The concept of MFPs has also been introduced recently in the context of nanotechnology, often defined as the development of devices of 100 nm or smaller, having unique properties due to their scale. Applications in medicine are starting to emerge, with ‘nanomedicine’ recently being defined as the utilization of nanotechnology for treatment, diagnosis, monitoring and control of biological systems. The devices that are being developed generally incorporate inorganic or biological material. In this regard, the coupling of inorganic nanoscale materials to targeted Ad vectors would expand MFP functions, capitalizing on the new treatment strategies being developed using nanotechnology. For example, magnetic nanoparticles have recently received much attention due to their potential application in clinical cancer treatment,^158-162 targeted drug delivery^163-165 and MRI contrast agents.^166,167 However, despite the useful functionalities that might derive from metal nanoparticle systems, the lack of targeting strategies has limited their application to locoregional disease. Thus, tumor-selective delivery is key to improve therapeutic applications of metal nanoparticle systems, rationalizing incorporation of such particles into targeted, multifunctional Ad vectors via conjugation to capsid proteins or other means.

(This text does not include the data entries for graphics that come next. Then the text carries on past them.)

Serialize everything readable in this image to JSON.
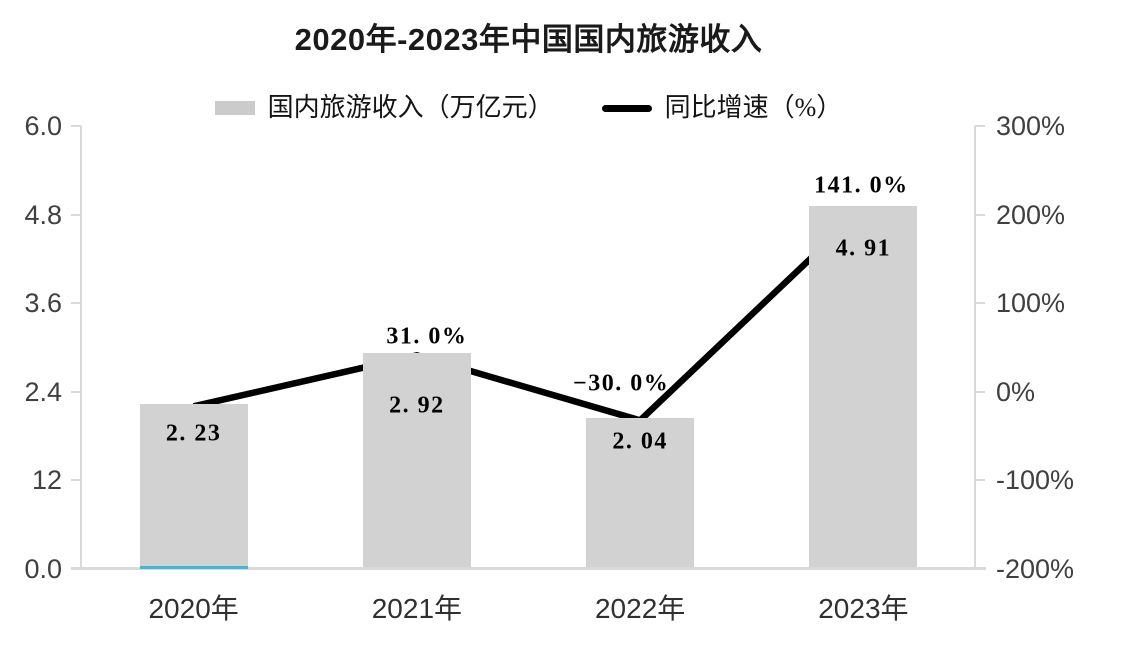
{
  "title": "2020年-2023年中国国内旅游收入",
  "legend": {
    "items": [
      {
        "swatch": "bar",
        "label": "国内旅游收入（万亿元）"
      },
      {
        "swatch": "line",
        "label": "同比增速（%）"
      }
    ]
  },
  "chart_data": {
    "type": "bar+line",
    "title": "2020年-2023年中国国内旅游收入",
    "categories": [
      "2020年",
      "2021年",
      "2022年",
      "2023年"
    ],
    "series": [
      {
        "name": "国内旅游收入（万亿元）",
        "type": "bar",
        "axis": "left",
        "values": [
          2.23,
          2.92,
          2.04,
          4.91
        ],
        "data_labels": [
          "2. 23",
          "2. 92",
          "2. 04",
          "4. 91"
        ],
        "color": "#d2d2d2"
      },
      {
        "name": "同比增速（%）",
        "type": "line",
        "axis": "right",
        "values": [
          null,
          31.0,
          -30.0,
          141.0
        ],
        "data_labels": [
          "",
          "31. 0%",
          "−30. 0%",
          "141. 0%"
        ],
        "color": "#000000",
        "note": "line vertices drawn at bar tops (left-axis values 2.23, 2.92, 2.04, 4.91)"
      }
    ],
    "left_axis": {
      "tick_labels": [
        "6.0",
        "4.8",
        "3.6",
        "2.4",
        "12",
        "0.0"
      ],
      "min": 0,
      "max": 6
    },
    "right_axis": {
      "tick_labels": [
        "300%",
        "200%",
        "100%",
        "0%",
        "-100%",
        "-200%"
      ],
      "min": -200,
      "max": 300
    },
    "grid": false,
    "legend_position": "top"
  },
  "colors": {
    "bar": "#d2d2d2",
    "line": "#000000",
    "axis": "#d9d9d9",
    "tick_label": "#404040",
    "title": "#1a1a1a",
    "cyan_strip": "#3eb7da",
    "background": "#ffffff"
  }
}
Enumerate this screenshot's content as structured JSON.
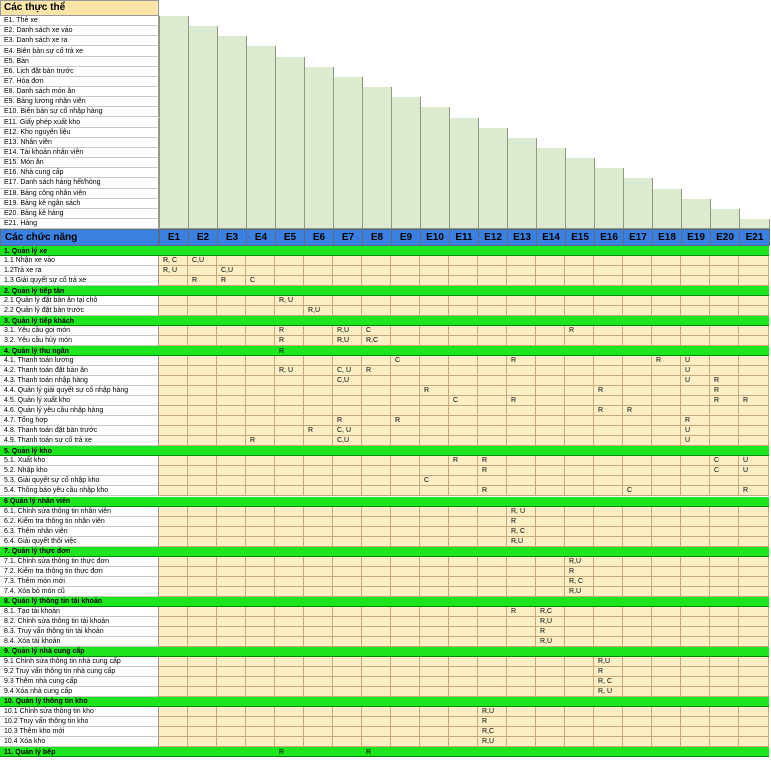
{
  "entities_title": "Các thực thể",
  "entities": [
    "E1. Thẻ xe",
    "E2. Danh sách xe vào",
    "E3. Danh sách xe ra",
    "E4. Biên bản sự cố trả xe",
    "E5. Bàn",
    "E6. Lịch đặt bàn trước",
    "E7. Hóa đơn",
    "E8. Danh sách món ăn",
    "E9. Bảng lương nhân viên",
    "E10. Biên bản sự cố nhập hàng",
    "E11. Giấy phép xuất kho",
    "E12. Kho nguyên liệu",
    "E13. Nhân viên",
    "E14. Tài khoản nhân viên",
    "E15. Món ăn",
    "E16. Nhà cung cấp",
    "E17. Danh sách hàng hết/hỏng",
    "E18. Bảng công nhân viên",
    "E19. Bảng kê ngân sách",
    "E20. Bảng kê hàng",
    "E21. Hàng"
  ],
  "header": {
    "label": "Các chức năng",
    "columns": [
      "E1",
      "E2",
      "E3",
      "E4",
      "E5",
      "E6",
      "E7",
      "E8",
      "E9",
      "E10",
      "E11",
      "E12",
      "E13",
      "E14",
      "E15",
      "E16",
      "E17",
      "E18",
      "E19",
      "E20",
      "E21"
    ]
  },
  "rows": [
    {
      "label": "1. Quản lý xe",
      "section": true,
      "cells": {}
    },
    {
      "label": "1.1 Nhận xe vào",
      "cells": {
        "1": "R, C",
        "2": "C,U"
      }
    },
    {
      "label": "1.2Trả xe ra",
      "cells": {
        "1": "R, U",
        "3": "C,U"
      }
    },
    {
      "label": "1.3 Giải quyết sự cố trả xe",
      "cells": {
        "2": "R",
        "3": "R",
        "4": "C"
      }
    },
    {
      "label": "2. Quản lý tiếp tân",
      "section": true,
      "cells": {}
    },
    {
      "label": "2.1 Quản lý đặt bàn ăn tại chỗ",
      "cells": {
        "5": "R, U"
      }
    },
    {
      "label": "2.2 Quản lý đặt bàn trước",
      "cells": {
        "6": "R,U"
      }
    },
    {
      "label": "3. Quản lý tiếp khách",
      "section": true,
      "cells": {}
    },
    {
      "label": "3.1. Yêu cầu gọi món",
      "cells": {
        "5": "R",
        "7": "R,U",
        "8": "C",
        "15": "R"
      }
    },
    {
      "label": "3.2. Yêu cầu hủy món",
      "cells": {
        "5": "R",
        "7": "R,U",
        "8": "R,C"
      }
    },
    {
      "label": "4. Quản lý thu ngân",
      "section": true,
      "cells": {
        "5": "R"
      }
    },
    {
      "label": "4.1. Thanh toán lương",
      "cells": {
        "9": "C",
        "13": "R",
        "18": "R",
        "19": "U"
      }
    },
    {
      "label": "4.2. Thanh toán đặt bàn ăn",
      "cells": {
        "5": "R, U",
        "7": "C, U",
        "8": "R",
        "19": "U"
      }
    },
    {
      "label": "4.3. Thanh toán nhập hàng",
      "cells": {
        "7": "C,U",
        "19": "U",
        "20": "R"
      }
    },
    {
      "label": "4.4. Quản lý giải quyết sự cố nhập hàng",
      "cells": {
        "10": "R",
        "16": "R",
        "20": "R"
      }
    },
    {
      "label": "4.5. Quản lý xuất kho",
      "cells": {
        "11": "C",
        "13": "R",
        "20": "R",
        "21": "R"
      }
    },
    {
      "label": "4.6. Quản lý yêu cầu nhập hàng",
      "cells": {
        "16": "R",
        "17": "R"
      }
    },
    {
      "label": "4.7. Tổng hợp",
      "cells": {
        "7": "R",
        "9": "R",
        "19": "R"
      }
    },
    {
      "label": "4.8. Thanh toán đặt bàn trước",
      "cells": {
        "6": "R",
        "7": "C, U",
        "19": "U"
      }
    },
    {
      "label": "4.9. Thanh toán sự cố trả xe",
      "cells": {
        "4": "R",
        "7": "C,U",
        "19": "U"
      }
    },
    {
      "label": "5. Quản lý kho",
      "section": true,
      "cells": {}
    },
    {
      "label": "5.1. Xuất kho",
      "cells": {
        "11": "R",
        "12": "R",
        "20": "C",
        "21": "U"
      }
    },
    {
      "label": "5.2. Nhập kho",
      "cells": {
        "12": "R",
        "20": "C",
        "21": "U"
      }
    },
    {
      "label": "5.3. Giải quyết sự cố nhập kho",
      "cells": {
        "10": "C"
      }
    },
    {
      "label": "5.4. Thông báo yêu cầu nhập kho",
      "cells": {
        "12": "R",
        "17": "C",
        "21": "R"
      }
    },
    {
      "label": "6 Quản lý nhân viên",
      "section": true,
      "cells": {}
    },
    {
      "label": "6.1. Chỉnh sửa thông tin nhân viên",
      "cells": {
        "13": "R, U"
      }
    },
    {
      "label": "6.2. Kiểm tra thông tin nhân viên",
      "cells": {
        "13": "R"
      }
    },
    {
      "label": "6.3. Thêm nhân viên",
      "cells": {
        "13": "R, C"
      }
    },
    {
      "label": "6.4. Giải quyết thôi việc",
      "cells": {
        "13": "R,U"
      }
    },
    {
      "label": "7. Quản lý thực đơn",
      "section": true,
      "cells": {}
    },
    {
      "label": "7.1. Chỉnh sửa thông tin thực đơn",
      "cells": {
        "15": "R,U"
      }
    },
    {
      "label": "7.2. Kiểm tra thông tin thực đơn",
      "cells": {
        "15": "R"
      }
    },
    {
      "label": "7.3. Thêm món mới",
      "cells": {
        "15": "R, C"
      }
    },
    {
      "label": "7.4. Xóa bỏ món cũ",
      "cells": {
        "15": "R,U"
      }
    },
    {
      "label": "8. Quản lý thông tin tài khoản",
      "section": true,
      "cells": {}
    },
    {
      "label": "8.1. Tạo tài khoản",
      "cells": {
        "13": "R",
        "14": "R,C"
      }
    },
    {
      "label": "8.2. Chỉnh sửa thông tin tài khoản",
      "cells": {
        "14": "R,U"
      }
    },
    {
      "label": "8.3. Truy vấn thông tin tài khoản",
      "cells": {
        "14": "R"
      }
    },
    {
      "label": "8.4. Xóa tài khoản",
      "cells": {
        "14": "R,U"
      }
    },
    {
      "label": "9. Quản lý nhà cung cấp",
      "section": true,
      "cells": {}
    },
    {
      "label": "9.1 Chỉnh sửa thông tin nhà cung cấp",
      "cells": {
        "16": "R,U"
      }
    },
    {
      "label": "9.2 Truy vấn thông tin nhà cung cấp",
      "cells": {
        "16": "R"
      }
    },
    {
      "label": "9.3 Thêm nhà cung cấp",
      "cells": {
        "16": "R, C"
      }
    },
    {
      "label": "9.4 Xóa nhà cung cấp",
      "cells": {
        "16": "R, U"
      }
    },
    {
      "label": "10. Quản lý thông tin kho",
      "section": true,
      "cells": {}
    },
    {
      "label": "10.1 Chỉnh sửa thông tin kho",
      "cells": {
        "12": "R,U"
      }
    },
    {
      "label": "10.2 Truy vấn thông tin kho",
      "cells": {
        "12": "R"
      }
    },
    {
      "label": "10.3 Thêm kho mới",
      "cells": {
        "12": "R,C"
      }
    },
    {
      "label": "10.4 Xóa kho",
      "cells": {
        "12": "R,U"
      }
    },
    {
      "label": "11. Quản lý bếp",
      "section": true,
      "cells": {
        "5": "R",
        "8": "R"
      }
    }
  ]
}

For the development of targeted MFPs, it would be beneficial to minimize the adenoviral vector to empty capsid shells, based on the consideration that the so-called first-generation Ad vectors (i.e. Ad5- or Ad2-based nonreplicating viruses lacking E1, and sometimes E3 regions) still express low levels of the remaining viral genes. This low level of viral gene expression leads to direct toxicity and immunogenicity. Consequently, duration of transgene expression is shortened as the immune response clears the vector-transduced cells.^168,169 To overcome these problems, high-capacity Ad vectors have been developed. The only viral genomic elements retained in these vectors are the inverted terminal repeats (ITR) and packaging signal. This allows up to 36 kb of nonviral DNA to be inserted. Reduction in in vivo toxicity and immunogenicity are seen,^170-173 and in mice long-term transgene expression for more than a year has been observed.¹⁷³ The deletion of all the viral genes requires helper viruses to trans-complement all viral genes, including those for capsid proteins. Well-defined and efficient systems have been developed to allow production of high-capacity adenoviral vectors without contamination of helper virus, based on recombinase-mediated excision of the helper-virus packaging signal.^174-176 It is logical that the capsid proteins expressed by the helper virus would be genetically modified, allowing re-targeting of the resultant high-capacity adenoviral vector. This concept was recently demonstrated by using the RGD motif in the HI-loop of the fiber knob,¹⁷⁷ and this demonstration of combining re-targeting with high-capacity Ad illustrates the potential for utilization of gutless Ad as a nanoscale platform.